Evidence was sent to Delhi for forensic tests, and despite the washed clothing of the victim, the lab found a spot of blood that is said to have tied everything together.
New Delhi: It apparently took just one spot of blood — invisible to the naked eye — on the frill of a frock to crack the Kathua gangrape and murder case.
The blood is said to have confirmed that the frock was worn by the eight-year-old Bakerwal girl during the crime, and allegedly tied together all other pieces of evidence found at the scene of the crime.
But for that to happen, the evidence had to be sent from Jammu to Delhi for forensic tests.

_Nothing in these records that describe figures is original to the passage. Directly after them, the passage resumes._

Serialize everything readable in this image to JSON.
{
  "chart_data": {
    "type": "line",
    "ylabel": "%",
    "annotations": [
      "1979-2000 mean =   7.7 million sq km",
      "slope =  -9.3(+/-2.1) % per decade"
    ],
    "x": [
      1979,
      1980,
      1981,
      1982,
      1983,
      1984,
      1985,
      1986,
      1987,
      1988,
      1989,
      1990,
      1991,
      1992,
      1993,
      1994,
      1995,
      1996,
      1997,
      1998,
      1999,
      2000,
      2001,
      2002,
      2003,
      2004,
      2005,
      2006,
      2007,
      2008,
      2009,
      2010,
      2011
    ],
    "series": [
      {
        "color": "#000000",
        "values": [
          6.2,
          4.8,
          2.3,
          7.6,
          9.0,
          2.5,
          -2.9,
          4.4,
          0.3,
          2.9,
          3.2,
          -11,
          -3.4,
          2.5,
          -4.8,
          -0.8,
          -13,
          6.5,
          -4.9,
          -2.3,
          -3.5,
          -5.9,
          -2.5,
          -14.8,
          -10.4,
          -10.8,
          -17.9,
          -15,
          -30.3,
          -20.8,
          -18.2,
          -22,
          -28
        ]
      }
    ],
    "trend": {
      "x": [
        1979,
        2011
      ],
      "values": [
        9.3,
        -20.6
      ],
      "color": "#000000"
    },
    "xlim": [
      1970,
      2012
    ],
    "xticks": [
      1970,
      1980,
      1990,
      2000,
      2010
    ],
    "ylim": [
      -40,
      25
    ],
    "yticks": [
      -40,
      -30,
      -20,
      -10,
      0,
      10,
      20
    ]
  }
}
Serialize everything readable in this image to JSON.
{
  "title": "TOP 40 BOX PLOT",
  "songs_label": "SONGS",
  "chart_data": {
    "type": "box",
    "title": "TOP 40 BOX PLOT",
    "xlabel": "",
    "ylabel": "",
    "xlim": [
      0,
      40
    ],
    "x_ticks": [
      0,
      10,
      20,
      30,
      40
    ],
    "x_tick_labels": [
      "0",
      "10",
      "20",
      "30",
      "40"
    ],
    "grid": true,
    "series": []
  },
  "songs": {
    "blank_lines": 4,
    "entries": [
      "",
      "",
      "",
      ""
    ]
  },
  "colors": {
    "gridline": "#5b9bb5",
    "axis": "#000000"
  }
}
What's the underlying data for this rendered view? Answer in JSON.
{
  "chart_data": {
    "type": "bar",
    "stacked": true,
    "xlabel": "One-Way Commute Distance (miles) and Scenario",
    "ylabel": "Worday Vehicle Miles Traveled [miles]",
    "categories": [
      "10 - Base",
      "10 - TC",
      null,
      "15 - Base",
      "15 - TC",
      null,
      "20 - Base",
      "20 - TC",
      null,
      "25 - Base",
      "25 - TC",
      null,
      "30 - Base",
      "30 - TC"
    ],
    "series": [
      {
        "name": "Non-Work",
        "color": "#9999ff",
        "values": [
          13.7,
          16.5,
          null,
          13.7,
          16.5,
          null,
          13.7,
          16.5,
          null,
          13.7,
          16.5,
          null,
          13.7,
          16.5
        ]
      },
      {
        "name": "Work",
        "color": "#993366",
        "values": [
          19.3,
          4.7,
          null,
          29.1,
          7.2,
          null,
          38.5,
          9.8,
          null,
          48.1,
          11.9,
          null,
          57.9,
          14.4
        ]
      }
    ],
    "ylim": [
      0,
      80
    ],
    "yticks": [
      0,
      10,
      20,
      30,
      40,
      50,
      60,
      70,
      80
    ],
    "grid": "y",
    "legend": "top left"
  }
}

The absence of modern and advanced forensic technology in the Jammu region forced the J&K Police to seek help from the Forensic Science Laboratory, run by the home department of the Delhi government.
On 23 February, the Jammu & Kashmir DGP sent a special messenger to Delhi home secretary Manoj Paridha. The messenger, a DSP-ranked officer from the CID posted in the Delhi unit of the J&K Police, visited Paridha with the letter and pressed upon the urgency of the matter.
“We were approached, and there was no debate on not taking the case up. The case was sensitive and needed to be fast-tracked. We had to take it up,” O.P. Mishra, additional secretary in the Delhi government’s home department, told ThePrint.
14 packets of evidence
The Forensic Science Laboratory received 14 packets of evidence between 1 March and 21 March.
A few of these packets are said to have helped confirm the juvenile accused’s presence at the Devisthan, the alleged scene of the crime.
“Two parcels were sent in to make doubly sure of the identity of the juvenile accused in the case, and the efforts bore fruit. The potency test and DNA of the accused were brought in. A third parcel had two strands of hair that matched the DNA and the sample of hair taken from the Devisthan,” a source at the lab told ThePrint.
The crucial spot of blood
The toughest part, it is learnt, was getting evidence off the washed clothing, to confirm that it had indeed been worn by the victim.
The source said the frock was divided into a few pieces and analysed, and a few hours into the investigation, a team member found a spot of blood on the frill of the frock. The spot matched the viscera sample as well, and confirmed that the blood belonged to the victim.
“This strengthened the case further and we solved the puzzles one by one,” a top official of the lab said.